CLARK FOUND IT HARDER TO CARRY BOWIE THAN SHE ANTICIPATED (photographer unknown)

“He was so thin I thought I could pick him up no problem — I’d been to the gym,” Clark told the audience. “But he was supposed to be dead weight, passed out, so he was a lot heavier than he looked.”

Clark couldn’t pick him up.

Roeg put a skateboard under Bowie’s body to help Clark drag him more easily, and placed the actor on a gurney and used creative cropping to make it look as if Clark carried him. But the problems didn’t end there.
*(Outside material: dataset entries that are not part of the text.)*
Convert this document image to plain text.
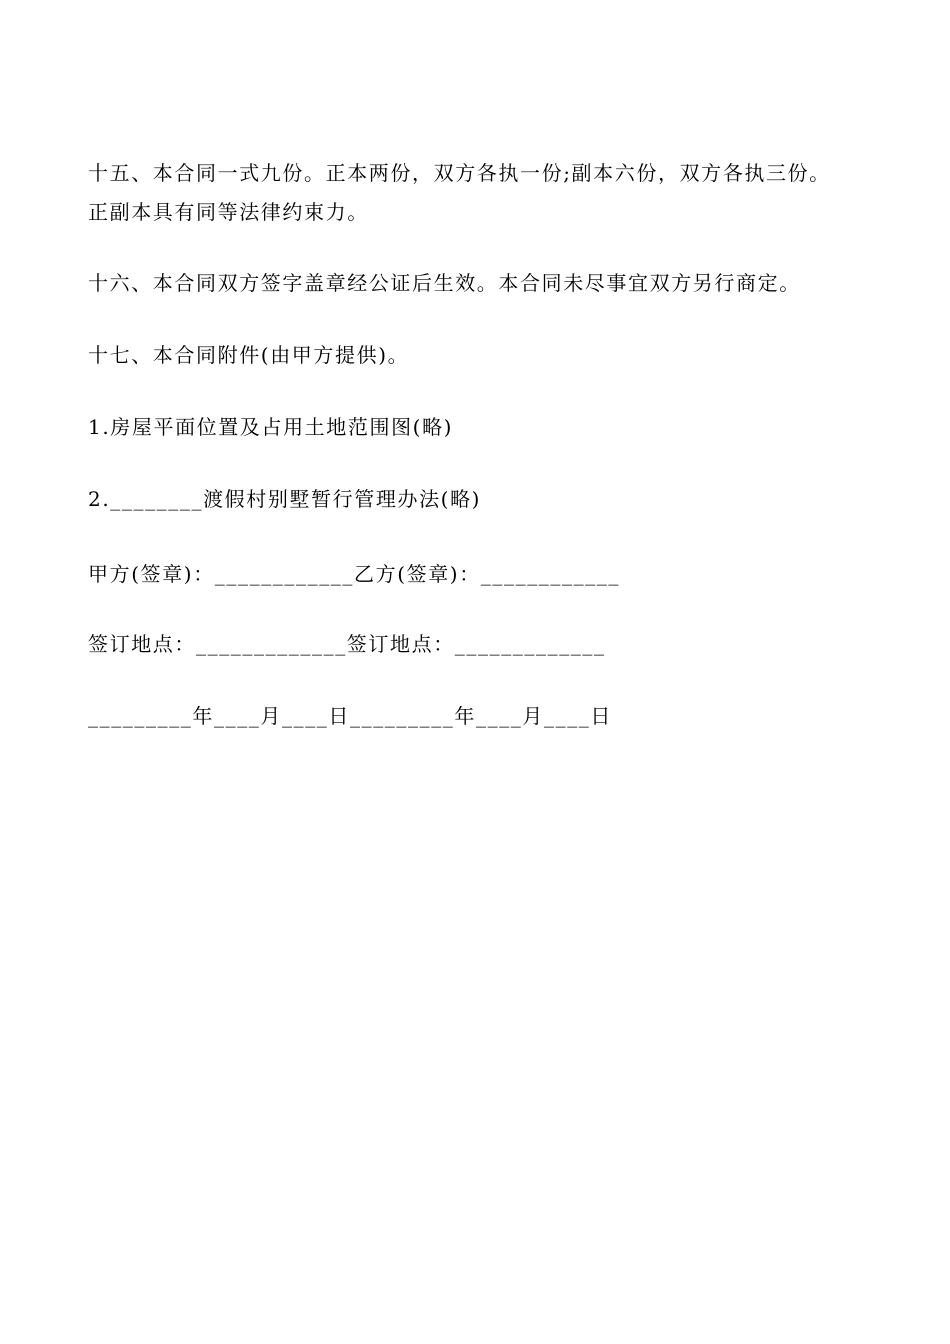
十五、本合同一式九份。正本两份，双方各执一份;副本六份，双方各执三份。
正副本具有同等法律约束力。
十六、本合同双方签字盖章经公证后生效。本合同未尽事宜双方另行商定。
十七、本合同附件(由甲方提供)。
1.房屋平面位置及占用土地范围图(略)
2.________渡假村别墅暂行管理办法(略)
甲方(签章)：____________乙方(签章)：____________
签订地点：_____________签订地点：_____________
_________年____月____日_________年____月____日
“I finally got him into the bed and I tell you my shins were so torn up from that,” she said. “I kept running into that bed frame over and over. We had to do that [scene] quite a few times.”

In the film, Clark’s character is human and ages naturally, while Bowie’s alien doesn’t age at all. Both were in their mid-20s at the time. Clark wore heavy makeup to appear middle-aged. Toward the end of the movie an elderly woman was used as a stunt double for a love scene with Bowie.

“They hired this older actress and I thought, wow, that David Bowie is pretty brave — he was making out with her and she was about 60 years old,” said Clark, who is now older than that stunt double was at the time.

Clark aged much better than her hard-drinking movie character. She still turns heads and keeps her figure trim by working out and eating vegetables she grows in her backyard in Los Angeles. She recalls Fort Worth with fondness and returns to visit relatives when she can. The after-party at a Dallas mansion was swanky, and Clark garnered attention from the society crowd. Most people were drinking wine, but Clark opted for a Miller beer. That’s our gal!